U.S. fugitive turned Kremlin propagandist John Mark Dougan has also adopted the celebratory tone. Over the course of a year-long back-and-forth with NewsGuard, Dougan repeatedly hinted at his role in a sprawling network of fake local news sites across the U.S. — never explicitly admitting involvement but offering just enough details and cryptic hints to suggest he wanted credit without accountability.
By late October 2024, Dougan appeared on Russian state TV ahead of the U.S. elections to boast about his efforts: “They blamed my information for getting Congress to defund Ukraine … clearly I’m a danger to them.” At a Moscow roundtable about fighting “strategic disinformation,” Dougan received an enthusiastic round of applause after telling attendees that NewsGuard named him “Disinformer of the Year” for 2024.
In the same vein, pro-Kremlin activist Simeon Boikov, who goes by “AussieCossack” and whom NewsGuard has documented as spreading 33 false Russian narratives, said in a November 2024 Telegram post that he was proud that he “literally helped Trump and Elon get elected into office.”

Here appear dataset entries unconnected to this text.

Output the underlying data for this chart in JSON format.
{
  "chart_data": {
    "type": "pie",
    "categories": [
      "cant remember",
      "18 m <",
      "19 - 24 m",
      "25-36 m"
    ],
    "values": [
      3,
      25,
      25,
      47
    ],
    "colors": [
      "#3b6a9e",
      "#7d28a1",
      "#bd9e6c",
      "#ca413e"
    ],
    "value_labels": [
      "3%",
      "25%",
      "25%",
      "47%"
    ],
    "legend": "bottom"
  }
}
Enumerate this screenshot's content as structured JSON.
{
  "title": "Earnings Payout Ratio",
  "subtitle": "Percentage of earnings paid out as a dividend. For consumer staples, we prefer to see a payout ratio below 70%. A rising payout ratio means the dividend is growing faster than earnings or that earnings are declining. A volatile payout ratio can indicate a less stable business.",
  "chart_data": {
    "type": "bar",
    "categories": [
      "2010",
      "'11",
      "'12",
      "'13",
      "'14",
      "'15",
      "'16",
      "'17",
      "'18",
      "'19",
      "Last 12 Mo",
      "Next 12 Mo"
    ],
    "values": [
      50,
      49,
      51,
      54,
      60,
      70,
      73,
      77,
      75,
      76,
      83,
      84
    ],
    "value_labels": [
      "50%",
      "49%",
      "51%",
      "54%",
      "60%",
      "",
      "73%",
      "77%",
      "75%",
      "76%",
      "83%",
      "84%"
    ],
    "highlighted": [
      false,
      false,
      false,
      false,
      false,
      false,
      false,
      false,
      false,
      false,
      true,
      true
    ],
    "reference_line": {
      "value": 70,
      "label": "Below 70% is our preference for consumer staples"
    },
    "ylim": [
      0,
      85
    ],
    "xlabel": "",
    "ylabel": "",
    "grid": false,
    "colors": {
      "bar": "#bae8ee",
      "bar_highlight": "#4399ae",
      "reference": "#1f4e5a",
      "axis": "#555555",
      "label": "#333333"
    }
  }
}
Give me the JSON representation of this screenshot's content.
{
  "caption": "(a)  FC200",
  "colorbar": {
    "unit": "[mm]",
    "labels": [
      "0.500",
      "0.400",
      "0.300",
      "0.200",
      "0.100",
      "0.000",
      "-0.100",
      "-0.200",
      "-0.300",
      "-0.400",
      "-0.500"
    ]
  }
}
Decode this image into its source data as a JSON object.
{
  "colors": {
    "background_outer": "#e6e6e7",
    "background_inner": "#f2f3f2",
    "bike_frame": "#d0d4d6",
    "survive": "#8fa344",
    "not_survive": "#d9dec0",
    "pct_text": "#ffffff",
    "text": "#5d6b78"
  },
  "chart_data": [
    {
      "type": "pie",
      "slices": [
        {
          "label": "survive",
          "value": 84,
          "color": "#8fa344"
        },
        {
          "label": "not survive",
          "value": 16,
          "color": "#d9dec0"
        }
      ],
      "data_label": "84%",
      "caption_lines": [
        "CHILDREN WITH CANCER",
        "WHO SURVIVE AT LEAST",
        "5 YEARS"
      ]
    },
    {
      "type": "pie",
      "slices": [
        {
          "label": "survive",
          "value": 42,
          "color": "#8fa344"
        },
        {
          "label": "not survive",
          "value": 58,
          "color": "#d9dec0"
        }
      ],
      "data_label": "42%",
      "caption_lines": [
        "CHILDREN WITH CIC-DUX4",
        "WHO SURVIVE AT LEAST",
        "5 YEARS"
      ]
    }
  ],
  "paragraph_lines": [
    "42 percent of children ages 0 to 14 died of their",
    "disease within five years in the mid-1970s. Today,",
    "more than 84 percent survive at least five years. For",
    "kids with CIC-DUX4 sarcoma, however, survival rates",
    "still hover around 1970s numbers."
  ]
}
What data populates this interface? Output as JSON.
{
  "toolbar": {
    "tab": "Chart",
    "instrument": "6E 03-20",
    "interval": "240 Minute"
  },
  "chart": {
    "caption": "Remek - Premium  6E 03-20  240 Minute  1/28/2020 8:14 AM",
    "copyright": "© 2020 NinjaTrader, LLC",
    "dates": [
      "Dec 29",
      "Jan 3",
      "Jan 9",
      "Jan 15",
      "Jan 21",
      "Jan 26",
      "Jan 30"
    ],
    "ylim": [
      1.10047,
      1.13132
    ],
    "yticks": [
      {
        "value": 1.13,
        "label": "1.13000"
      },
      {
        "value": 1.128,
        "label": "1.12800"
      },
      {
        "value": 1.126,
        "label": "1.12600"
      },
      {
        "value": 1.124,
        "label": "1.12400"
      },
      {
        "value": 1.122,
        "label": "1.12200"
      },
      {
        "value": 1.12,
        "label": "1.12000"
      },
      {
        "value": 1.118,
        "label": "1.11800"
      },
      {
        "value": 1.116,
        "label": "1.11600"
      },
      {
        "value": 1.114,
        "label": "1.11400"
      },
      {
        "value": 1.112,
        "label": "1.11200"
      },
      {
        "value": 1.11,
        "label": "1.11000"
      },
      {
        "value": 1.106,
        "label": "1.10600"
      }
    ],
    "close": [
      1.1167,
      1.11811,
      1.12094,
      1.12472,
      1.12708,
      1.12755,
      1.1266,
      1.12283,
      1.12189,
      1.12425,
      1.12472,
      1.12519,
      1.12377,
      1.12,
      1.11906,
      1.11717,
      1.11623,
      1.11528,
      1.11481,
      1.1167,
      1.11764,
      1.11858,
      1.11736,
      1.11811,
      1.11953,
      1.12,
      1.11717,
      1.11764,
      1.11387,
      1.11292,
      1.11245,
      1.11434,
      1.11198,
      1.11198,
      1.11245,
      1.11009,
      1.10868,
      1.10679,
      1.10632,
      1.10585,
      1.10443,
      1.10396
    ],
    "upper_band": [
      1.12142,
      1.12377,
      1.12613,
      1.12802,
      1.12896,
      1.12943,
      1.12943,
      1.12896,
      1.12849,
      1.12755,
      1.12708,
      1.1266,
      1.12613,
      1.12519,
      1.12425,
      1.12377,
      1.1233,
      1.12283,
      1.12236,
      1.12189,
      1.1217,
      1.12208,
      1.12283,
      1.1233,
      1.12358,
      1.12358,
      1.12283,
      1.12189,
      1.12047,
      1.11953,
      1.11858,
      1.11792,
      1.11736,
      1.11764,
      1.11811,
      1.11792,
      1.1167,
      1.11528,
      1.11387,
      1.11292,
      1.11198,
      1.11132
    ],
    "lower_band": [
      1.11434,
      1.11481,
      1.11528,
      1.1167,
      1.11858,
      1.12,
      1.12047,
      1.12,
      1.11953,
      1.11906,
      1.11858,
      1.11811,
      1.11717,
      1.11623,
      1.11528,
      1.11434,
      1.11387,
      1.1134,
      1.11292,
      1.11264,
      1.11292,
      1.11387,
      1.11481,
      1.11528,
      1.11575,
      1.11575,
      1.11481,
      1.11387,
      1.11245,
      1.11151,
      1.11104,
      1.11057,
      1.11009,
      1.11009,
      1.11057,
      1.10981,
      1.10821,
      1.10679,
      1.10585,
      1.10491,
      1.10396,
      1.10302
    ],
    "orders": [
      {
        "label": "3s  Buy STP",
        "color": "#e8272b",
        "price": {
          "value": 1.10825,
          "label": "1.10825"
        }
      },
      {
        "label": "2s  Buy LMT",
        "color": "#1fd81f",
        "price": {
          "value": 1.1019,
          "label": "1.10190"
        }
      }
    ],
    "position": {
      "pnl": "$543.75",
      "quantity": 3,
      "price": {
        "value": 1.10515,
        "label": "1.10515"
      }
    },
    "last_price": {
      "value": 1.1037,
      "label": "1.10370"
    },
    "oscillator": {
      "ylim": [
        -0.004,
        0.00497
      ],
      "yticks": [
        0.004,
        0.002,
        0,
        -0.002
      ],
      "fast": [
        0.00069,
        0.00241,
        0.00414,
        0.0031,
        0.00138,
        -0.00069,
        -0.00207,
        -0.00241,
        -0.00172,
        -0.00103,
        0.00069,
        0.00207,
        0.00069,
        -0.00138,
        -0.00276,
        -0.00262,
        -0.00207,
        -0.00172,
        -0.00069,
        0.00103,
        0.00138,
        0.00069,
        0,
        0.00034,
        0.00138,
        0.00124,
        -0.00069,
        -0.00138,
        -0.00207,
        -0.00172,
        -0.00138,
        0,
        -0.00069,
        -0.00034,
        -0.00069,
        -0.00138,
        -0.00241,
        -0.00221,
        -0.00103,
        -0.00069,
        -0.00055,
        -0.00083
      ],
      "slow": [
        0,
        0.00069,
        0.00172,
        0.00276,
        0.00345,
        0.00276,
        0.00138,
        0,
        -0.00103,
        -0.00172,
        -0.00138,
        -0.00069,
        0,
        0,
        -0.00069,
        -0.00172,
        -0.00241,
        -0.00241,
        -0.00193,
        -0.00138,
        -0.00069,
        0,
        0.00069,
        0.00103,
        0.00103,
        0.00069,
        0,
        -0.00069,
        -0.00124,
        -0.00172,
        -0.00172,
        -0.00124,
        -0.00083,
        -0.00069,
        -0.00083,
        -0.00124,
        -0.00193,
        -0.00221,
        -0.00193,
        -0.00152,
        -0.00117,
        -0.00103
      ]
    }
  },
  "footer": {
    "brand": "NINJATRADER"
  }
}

The vulnerability to disinformation — Russian or otherwise — crosses political lines. According to the NewsGuard/YouGov survey, 82 percent of Democrats and 81 percent of Republicans believed at least one of the 10 false claims presented in the poll.
Some researchers have argued that efforts by NewsGuard and others to report on Russian disinformation poses a risk of overstating its influence while playing into the propagandists’ hands, by handing them a bigger stage and a justification for more resources.
However, there is no benefit in letting false claims fester unchecked without scrutiny or documentation. By understanding where these narratives come from, how they spread, and what kind of risk they pose, citizens can more easily spot manipulation when they’re fed it in their news diet. And democracies can better defend themselves against manipulation aimed at undermining democracy itself.
McKenzie Sadeghi is the AI and Foreign Influence Editor at NewsGuard.